Kemungkinan Kacau Penarikan mundur seluruh pasukan AS sesungguhnya
berpotensi menciptakan kekacauan baru di wilayah Irak. Rakyat Irak memang menyambut gembira hengkangnya tentara AS dari Irak. Namun, di balik kegembiraan itu, ada kekhawatiran bahwa perpecahan antara kaum Sunni dan Syiah semakin tajam pasca- kepergian pasukan AS. Kedua kelompok ini kerap bersaing memperebutkan sumber daya ekonomi dan politik. Selama masa pendudukan AS, konflik di antara mereka relatif dapat diredam karena adanya otoritas yang memiliki kekuatan menyelesaikan konflik tersebut.
Kini, setelah AS pergi, ketiadaan aparat keamanan kuat yang memiliki otoritas menegakkan hukum dapat memicu munculnya kelompok-kelompok yang mempersenjatai diri. Mereka dapat dengan mudah mendapatkan senjata yang beredar di banyak kalangan selama perang berlangsung. Mereka memanfaatkan kontrol negara yang lemah terhadap segala hal yang terjadi di wilayah Irak.
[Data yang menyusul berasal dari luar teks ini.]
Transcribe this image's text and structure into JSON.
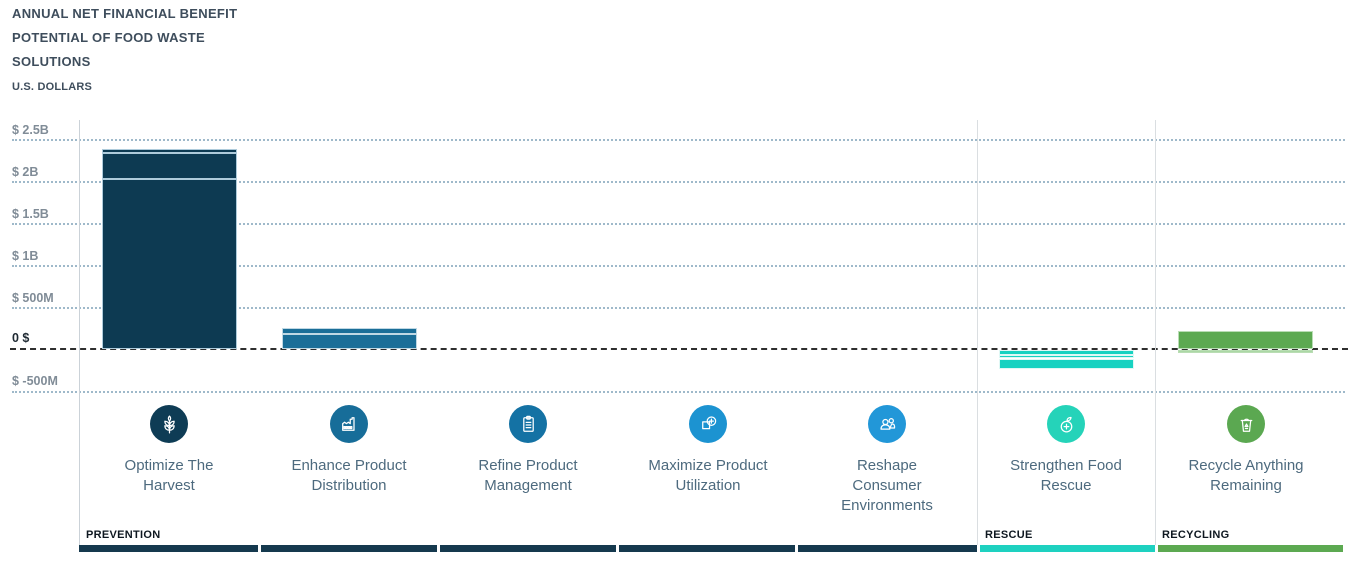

Sebagai sebuah negara, Irak sebenarnya belum terbangun secara kokoh. Meskipun pemerintahan telah terbentuk, tetapi aparat keamanan Irak tidak memiliki kemampuan memadai dalam menjaga wilayah. Hal itu diakui sendiri oleh AS yang melatih mereka selama masa pendudukan. Menurut Abdulazis Sager, Ketua Gulf Research Center, tentara Irak seseungguhnya baru siap menjaga wilayah negaranya paling cepat pada 2020.
Karena itu, penarikan mundur pasukan AS di Irak semestinya dibarengi dengan kehadiran otoritas kuat yang mampu mengendalikan keadaan. PBB merupakan pihak yang paling tepat untuk mengambil alih kendali atas Irak. Melalui pasukan penjaga perdamaian, organisasi ini telah memiliki pengalaman panjang dalam mengendalikan sebuah negara yang porak poranda karena perang.
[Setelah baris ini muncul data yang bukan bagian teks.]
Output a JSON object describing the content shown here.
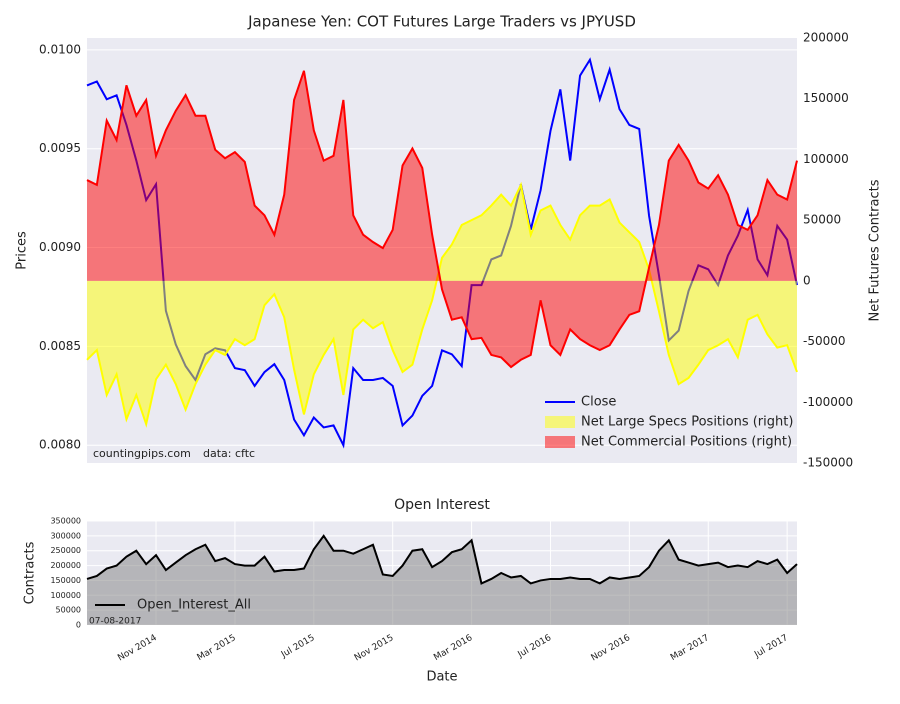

Kehadiran PBB sebagai pihak yang netral perlu didorong untuk memuluskan proses transisi dari AS ke pemerintahan Irak yang berdaulat dengan segala kewenangannya. Proses transisi tersebut harus
bertahap dengan mempertimbangkan kapabilitas pemerintah Irak. Jika tidak, Irak di masa depan dipastikan akan semakin kacau.